Ventricular Septal Defect
Francisco Talavera, PharmD, PhD
Ventricular Septal Defect Overview
Ventricular septal defect is a hole in the wall between the right and left ventricles of the heart. This abnormality usually develops before birth and is found most often in infants.
- The ventricles are the 2 lower chambers of the heart. The wall between them is called the septum. A hole in the septum is called a septal defect.
- If the hole is located between the upper chambers or atria, it is called an atrial septal defect.
- Infants may be born with either or both types of defects. These conditions are commonly known as "holes in the heart."
Normally, unoxygenated blood from the body returns to the right half of the heart, that is the right atrium, then the right ventricle, which pumps the blood to the lungs to absorb oxygen. After leaving the lungs, the oxygenated blood returns to the left half of the heart, that is the left atrium, then the left ventricle, where it is pumped out to provide oxygen to all the tissues of the body.
- A ventricular septal defect can allow newly oxygenated blood to flow from the left ventricle, where the pressures are higher, to the right ventricle, where the pressures are lower, and mix with unoxygenated blood. The mixed blood in the right ventricle flows back or recirculates into the lungs. This means that the right and left ventricles are working harder, pumping a greater volume of blood than they normally would.
- Eventually, the left ventricle can work so hard that it starts to fail. It can no longer pump blood as well as it did.

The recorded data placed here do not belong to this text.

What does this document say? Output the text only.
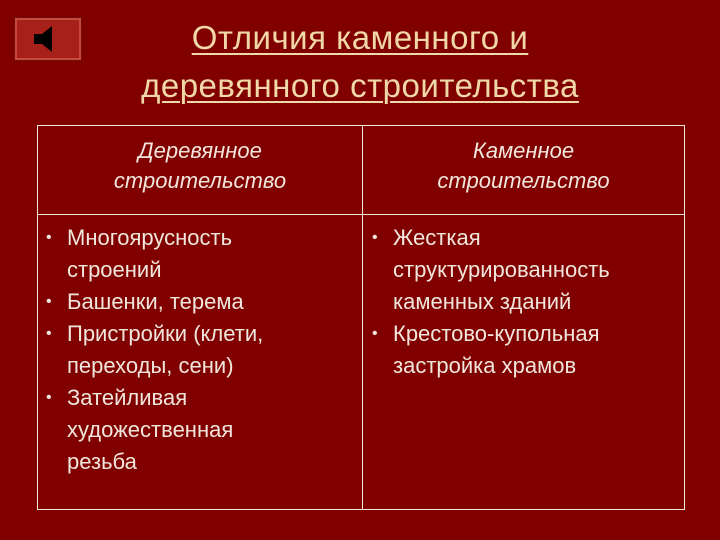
Отличия каменного и
деревянного строительства
Деревянное
строительство
Каменное
строительство
• Многоярусность
строений
• Башенки, терема
• Пристройки (клети,
переходы, сени)
• Затейливая
художественная
резьба
• Жесткая
структурированность
каменных зданий
• Крестово-купольная
застройка храмов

Blood returning to the heart from the blood vessels backs up into the lungs, causing pulmonary congestion, and further backup into the body, causing weight gain and fluid retention. Overall, this is called congestive heart failure.

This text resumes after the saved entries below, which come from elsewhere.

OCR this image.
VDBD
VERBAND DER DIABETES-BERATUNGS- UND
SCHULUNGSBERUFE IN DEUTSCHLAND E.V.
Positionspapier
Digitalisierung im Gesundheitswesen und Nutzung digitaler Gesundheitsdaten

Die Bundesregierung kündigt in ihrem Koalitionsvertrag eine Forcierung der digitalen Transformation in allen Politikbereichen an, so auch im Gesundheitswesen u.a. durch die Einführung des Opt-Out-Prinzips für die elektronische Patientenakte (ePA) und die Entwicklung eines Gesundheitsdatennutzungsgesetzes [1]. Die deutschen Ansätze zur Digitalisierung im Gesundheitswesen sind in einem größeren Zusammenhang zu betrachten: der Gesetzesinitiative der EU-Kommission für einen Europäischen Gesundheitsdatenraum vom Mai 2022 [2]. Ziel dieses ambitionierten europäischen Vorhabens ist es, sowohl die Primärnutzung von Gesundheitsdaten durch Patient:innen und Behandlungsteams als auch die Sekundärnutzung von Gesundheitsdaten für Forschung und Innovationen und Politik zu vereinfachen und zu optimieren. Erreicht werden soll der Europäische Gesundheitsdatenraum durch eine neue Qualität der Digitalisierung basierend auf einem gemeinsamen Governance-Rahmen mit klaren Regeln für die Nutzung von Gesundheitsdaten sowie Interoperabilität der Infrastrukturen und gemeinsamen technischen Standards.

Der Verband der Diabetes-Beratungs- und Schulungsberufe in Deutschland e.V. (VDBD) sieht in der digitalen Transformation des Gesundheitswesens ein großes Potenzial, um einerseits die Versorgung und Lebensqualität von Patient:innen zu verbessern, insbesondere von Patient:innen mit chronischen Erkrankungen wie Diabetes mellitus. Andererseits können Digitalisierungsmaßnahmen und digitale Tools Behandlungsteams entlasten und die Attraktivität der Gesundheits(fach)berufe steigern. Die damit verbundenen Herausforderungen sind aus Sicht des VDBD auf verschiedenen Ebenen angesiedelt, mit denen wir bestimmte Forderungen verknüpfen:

- If the VSD is large and surgically uncorrected, pressure can build excessively in the lungs, called pulmonary hypertension. The higher the lung or pulmonary pressure, the greater the chance of blood flowing from the right ventricle to the left ventricle, backwards, causing unoxygenated blood to be pumped to the body and cyanosis (blue skin).

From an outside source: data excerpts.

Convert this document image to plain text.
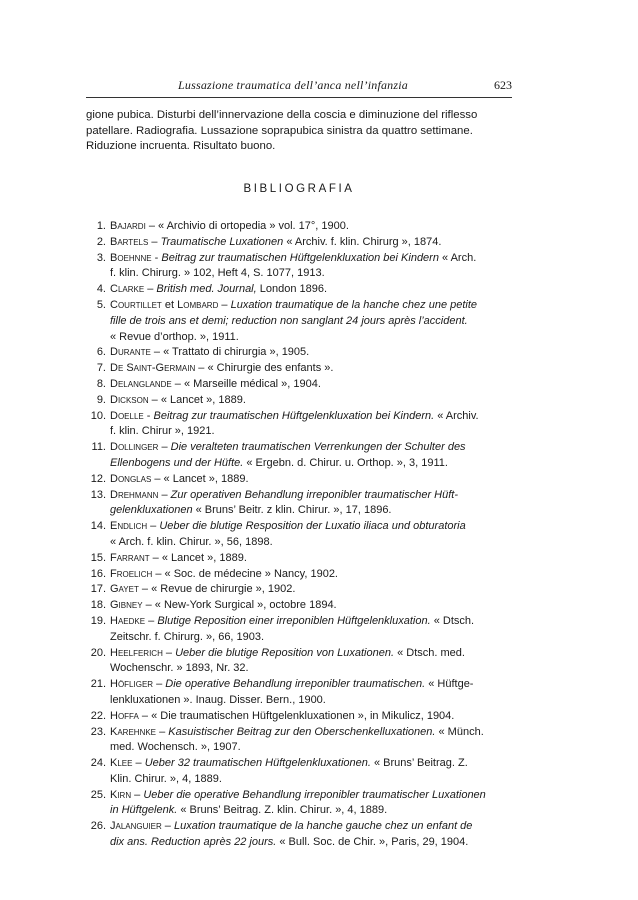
Lussazione traumatica dell’anca nell’infanzia	623
gione pubica. Disturbi dell’innervazione della coscia e diminuzione del riflesso
patellare. Radiografia. Lussazione soprapubica sinistra da quattro settimane.
Riduzione incruenta. Risultato buono.
BIBLIOGRAFIA
1. Bajardi – « Archivio di ortopedia » vol. 17°, 1900.
2. Bartels – Traumatische Luxationen « Archiv. f. klin. Chirurg », 1874.
3. Boehnne - Beitrag zur traumatischen Hüftgelenkluxation bei Kindern « Arch.
f. klin. Chirurg. » 102, Heft 4, S. 1077, 1913.
4. Clarke – British med. Journal, London 1896.
5. Courtillet et Lombard – Luxation traumatique de la hanche chez une petite
fille de trois ans et demi; reduction non sanglant 24 jours après l’accident.
« Revue d’orthop. », 1911.
6. Durante – « Trattato di chirurgia », 1905.
7. De Saint-Germain – « Chirurgie des enfants ».
8. Delanglande – « Marseille médical », 1904.
9. Dickson – « Lancet », 1889.
10. Doelle - Beitrag zur traumatischen Hüftgelenkluxation bei Kindern. « Archiv.
f. klin. Chirur », 1921.
11. Dollinger – Die veralteten traumatischen Verrenkungen der Schulter des
Ellenbogens und der Hüfte. « Ergebn. d. Chirur. u. Orthop. », 3, 1911.
12. Donglas – « Lancet », 1889.
13. Drehmann – Zur operativen Behandlung irreponibler traumatischer Hüft-
gelenkluxationen « Bruns’ Beitr. z klin. Chirur. », 17, 1896.
14. Endlich – Ueber die blutige Resposition der Luxatio iliaca und obturatoria
« Arch. f. klin. Chirur. », 56, 1898.
15. Farrant – « Lancet », 1889.
16. Froelich – « Soc. de médecine » Nancy, 1902.
17. Gayet – « Revue de chirurgie », 1902.
18. Gibney – « New-York Surgical », octobre 1894.
19. Haedke – Blutige Reposition einer irreponiblen Hüftgelenkluxation. « Dtsch.
Zeitschr. f. Chirurg. », 66, 1903.
20. Heelferich – Ueber die blutige Reposition von Luxationen. « Dtsch. med.
Wochenschr. » 1893, Nr. 32.
21. Höfliger – Die operative Behandlung irreponibler traumatischen. « Hüftge-
lenkluxationen ». Inaug. Disser. Bern., 1900.
22. Hoffa – « Die traumatischen Hüftgelenkluxationen », in Mikulicz, 1904.
23. Karehnke – Kasuistischer Beitrag zur den Oberschenkelluxationen. « Münch.
med. Wochensch. », 1907.
24. Klee – Ueber 32 traumatischen Hüftgelenkluxationen. « Bruns’ Beitrag. Z.
Klin. Chirur. », 4, 1889.
25. Kirn – Ueber die operative Behandlung irreponibler traumatischer Luxationen
in Hüftgelenk. « Bruns’ Beitrag. Z. klin. Chirur. », 4, 1889.
26. Jalanguier – Luxation traumatique de la hanche gauche chez un enfant de
dix ans. Reduction après 22 jours. « Bull. Soc. de Chir. », Paris, 29, 1904.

- The risk for these problems depends on the size of the hole in the septum and how well the infant’s lungs function.
The ventricular septal defect may not be heard with a stethoscope until several days after birth. This is because a newborn's circulatory system changes during the first week with drop in the lung or pulmonary pressure, creating the greater pressure differential between the 2 ventricles, thus greater left-to-right shunt and audible murmur.
Ventricular septal defects are the most common congenital heart defects in infants (that is, defects that a person is born with).
- The condition occurs in about 25% of all infants born with a heart defect.
- These defects are more common in premature infants.